Lo que ha cambiado dramáticamente es la ciudad misma. Con más de 21 millones de habitantes en su zona metropolitana, la CDMX es una megalópolis donde el caos de tráfico no es una posibilidad sino una condición cotidiana. Los estudios de movilidad muestran que un ciudadano capitalino pierde en promedio 59 horas anuales en congestionamientos. Multiplicar eso por un evento que atraerá a cientos de miles de visitantes internacionales no es especulación: es matemática urbana.
La educación como variable de ajuste
Lo preocupante es que el gobierno considere las aulas como una variable de ajuste fácil. Suspender clases presenciales durante semanas o meses—supuestamente para liberar espacios viales y servicios—normaliza la idea de que la educación es un lujo flexible cuando surgen emergencias.
Durante la pandemia, México sufrió el cierre escolar más prolongado de América Latina. Estudiantes de primaria y secundaria perdieron casi dos años de educación presencial. Los efectos son aún medibles: pérdida de aprendizajes, abandono escolar acelerado, incremento de violencia contra menores. Recuperarnos de eso sigue siendo una prioridad nacional pendiente. Plantear nuevas suspensiones, aunque sean puntuales, entra en contradicción con la urgencia de fortalecer la presencialidad.
¿Falta de planeación o realidad inexorable?
Cabe preguntar: ¿es esta medida evidencia de que las autoridades no han planificado adecuadamente la infraestructura para 2026? ¿O es una aceptación realista de que una ciudad de 21 millones de personas simplemente no puede funcionar normalmente cuando recibe a cientos de miles de visitantes simultáneamente?
La respuesta probablemente es: ambas. México ha invertido en infraestructura—ampliación de líneas del Metro, mejoras viales—pero insuficientemente para un evento de esta magnitud. Al mismo tiempo, ninguna ciudad del mundo de dimensiones comparables mantiene normalidad total durante un Mundial. Sin embargo, el problema radica en que el costo de esa anormalidad se transfiera al sistema educativo en lugar de a sectores menos vulnerables.
Una invitación a replantear prioridades
Este momento debería motivar un debate más profundo: ¿qué tipo de ciudad queremos ser después de 2026? ¿Una que cierra escuelas cuando surgen problemas, o una que invierte en movilidad, espacios públicos y servicios con visión de largo plazo?

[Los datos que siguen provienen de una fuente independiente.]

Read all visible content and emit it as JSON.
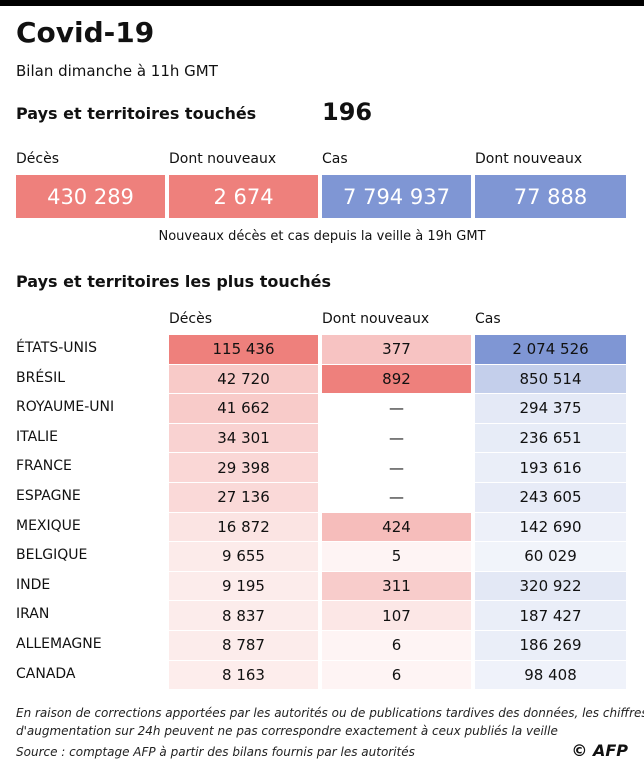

Existen alternativas. Calendarios escolares flexibles en zonas específicas, refuerzo de transporte público, restricciones selectivas a circulación privada, aprovechamiento de la educación remota de forma complementaria (no restitutiva). Nada de esto es simple, pero nada es imposible si existe voluntad política real.

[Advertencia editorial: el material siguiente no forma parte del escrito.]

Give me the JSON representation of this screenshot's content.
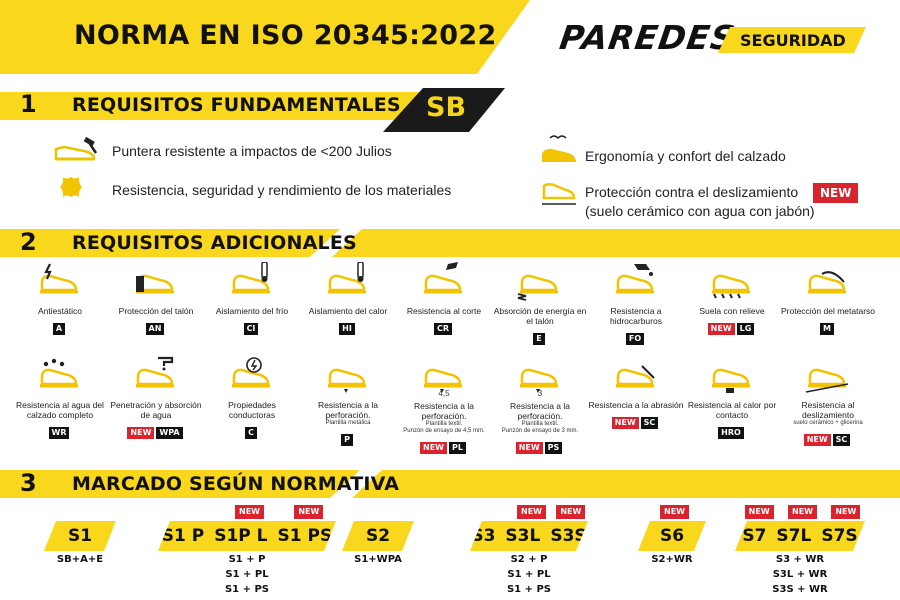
{
  "header": {
    "title": "NORMA EN ISO 20345:2022",
    "brand": "PAREDES",
    "brand_tag": "SEGURIDAD"
  },
  "section1": {
    "number": "1",
    "title": "REQUISITOS FUNDAMENTALES",
    "badge": "SB",
    "items": [
      {
        "icon": "toe-cap-hammer-icon",
        "text": "Puntera resistente a impactos de <200 Julios"
      },
      {
        "icon": "leather-hide-icon",
        "text": "Resistencia, seguridad y rendimiento de los materiales"
      },
      {
        "icon": "ergonomic-shoe-icon",
        "text": "Ergonomía y confort del calzado"
      },
      {
        "icon": "slip-resistance-shoe-icon",
        "text": "Protección contra el deslizamiento",
        "text2": "(suelo cerámico con agua con jabón)",
        "new": "NEW"
      }
    ]
  },
  "section2": {
    "number": "2",
    "title": "REQUISITOS ADICIONALES",
    "row1": [
      {
        "icon": "lightning-shoe-icon",
        "label": "Antiestático",
        "codes": [
          "A"
        ]
      },
      {
        "icon": "heel-shoe-icon",
        "label": "Protección del talón",
        "codes": [
          "AN"
        ]
      },
      {
        "icon": "cold-thermometer-shoe-icon",
        "label": "Aislamiento del frío",
        "codes": [
          "CI"
        ]
      },
      {
        "icon": "heat-thermometer-shoe-icon",
        "label": "Aislamiento del calor",
        "codes": [
          "HI"
        ]
      },
      {
        "icon": "cutter-shoe-icon",
        "label": "Resistencia al corte",
        "codes": [
          "CR"
        ]
      },
      {
        "icon": "spring-shoe-icon",
        "label": "Absorción de energía en el talón",
        "codes": [
          "E"
        ]
      },
      {
        "icon": "fuel-pump-shoe-icon",
        "label": "Resistencia a hidrocarburos",
        "codes": [
          "FO"
        ]
      },
      {
        "icon": "cleated-sole-icon",
        "label": "Suela con relieve",
        "codes": [
          "NEW",
          "LG"
        ]
      },
      {
        "icon": "metatarsal-shoe-icon",
        "label": "Protección del metatarso",
        "codes": [
          "M"
        ]
      }
    ],
    "row2": [
      {
        "icon": "water-drops-shoe-icon",
        "label": "Resistencia al agua del calzado completo",
        "codes": [
          "WR"
        ]
      },
      {
        "icon": "tap-water-shoe-icon",
        "label": "Penetración y absorción de agua",
        "codes": [
          "NEW",
          "WPA"
        ]
      },
      {
        "icon": "conductive-shoe-icon",
        "label": "Propiedades conductoras",
        "codes": [
          "C"
        ]
      },
      {
        "icon": "nail-shoe-icon",
        "label": "Resistencia a la perforación.",
        "sub": "Plantilla metálica",
        "codes": [
          "P"
        ]
      },
      {
        "icon": "nail-4-5-shoe-icon",
        "label": "Resistencia a la perforación.",
        "sub": "Plantilla textil.",
        "sub2": "Punzón de ensayo de 4,5 mm.",
        "mark": "4,5",
        "codes": [
          "NEW",
          "PL"
        ]
      },
      {
        "icon": "nail-3-shoe-icon",
        "label": "Resistencia a la perforación.",
        "sub": "Plantilla textil.",
        "sub2": "Punzón de ensayo de 3 mm.",
        "mark": "3",
        "codes": [
          "NEW",
          "PS"
        ]
      },
      {
        "icon": "abrasion-shoe-icon",
        "label": "Resistencia a la abrasión",
        "codes": [
          "NEW",
          "SC"
        ]
      },
      {
        "icon": "hot-contact-shoe-icon",
        "label": "Resistencia al calor por contacto",
        "codes": [
          "HRO"
        ]
      },
      {
        "icon": "slip-ramp-shoe-icon",
        "label": "Resistencia al deslizamiento",
        "sub": "suelo cerámico + glicerina",
        "codes": [
          "NEW",
          "SC"
        ]
      }
    ]
  },
  "section3": {
    "number": "3",
    "title": "MARCADO SEGÚN NORMATIVA",
    "groups": [
      {
        "labels": [
          "S1"
        ],
        "new": [],
        "lines": [
          "SB+A+E"
        ]
      },
      {
        "labels": [
          "S1 P",
          "S1P L",
          "S1 PS"
        ],
        "new": [
          "NEW",
          "NEW"
        ],
        "lines": [
          "S1 + P",
          "S1 + PL",
          "S1 + PS"
        ]
      },
      {
        "labels": [
          "S2"
        ],
        "new": [],
        "lines": [
          "S1+WPA"
        ]
      },
      {
        "labels": [
          "S3",
          "S3L",
          "S3S"
        ],
        "new": [
          "NEW",
          "NEW"
        ],
        "lines": [
          "S2 + P",
          "S1 + PL",
          "S1 + PS"
        ]
      },
      {
        "labels": [
          "S6"
        ],
        "new": [
          "NEW"
        ],
        "lines": [
          "S2+WR"
        ]
      },
      {
        "labels": [
          "S7",
          "S7L",
          "S7S"
        ],
        "new": [
          "NEW",
          "NEW",
          "NEW"
        ],
        "lines": [
          "S3 + WR",
          "S3L + WR",
          "S3S + WR"
        ]
      }
    ]
  },
  "colors": {
    "accent": "#f9d71c",
    "dark": "#1a1a1a",
    "new": "#d9232d"
  }
}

México tiene la oportunidad de mostrar al mundo que puede organizar un evento de tal magnitud sin sacrificar servicios esenciales como la educación. O confirmará, una vez más, que cuando la presión llega, los derechos de los niños y adolescentes son siempre los primeros en negociarse.
El desafío que viene
Faltan menos de dos años para 2026. Es tiempo de planificación ejecutiva, no de soluciones de parche. La CDMX tiene la capacidad, los recursos y el talento para demostrar que es posible ser sede de un evento global sin claudicar en educación. Eso sería un legado verdadero. Lo contrario sería apenas una suspensión más en una larga lista de interrupciones que nuestros estudiantes ya han padecido.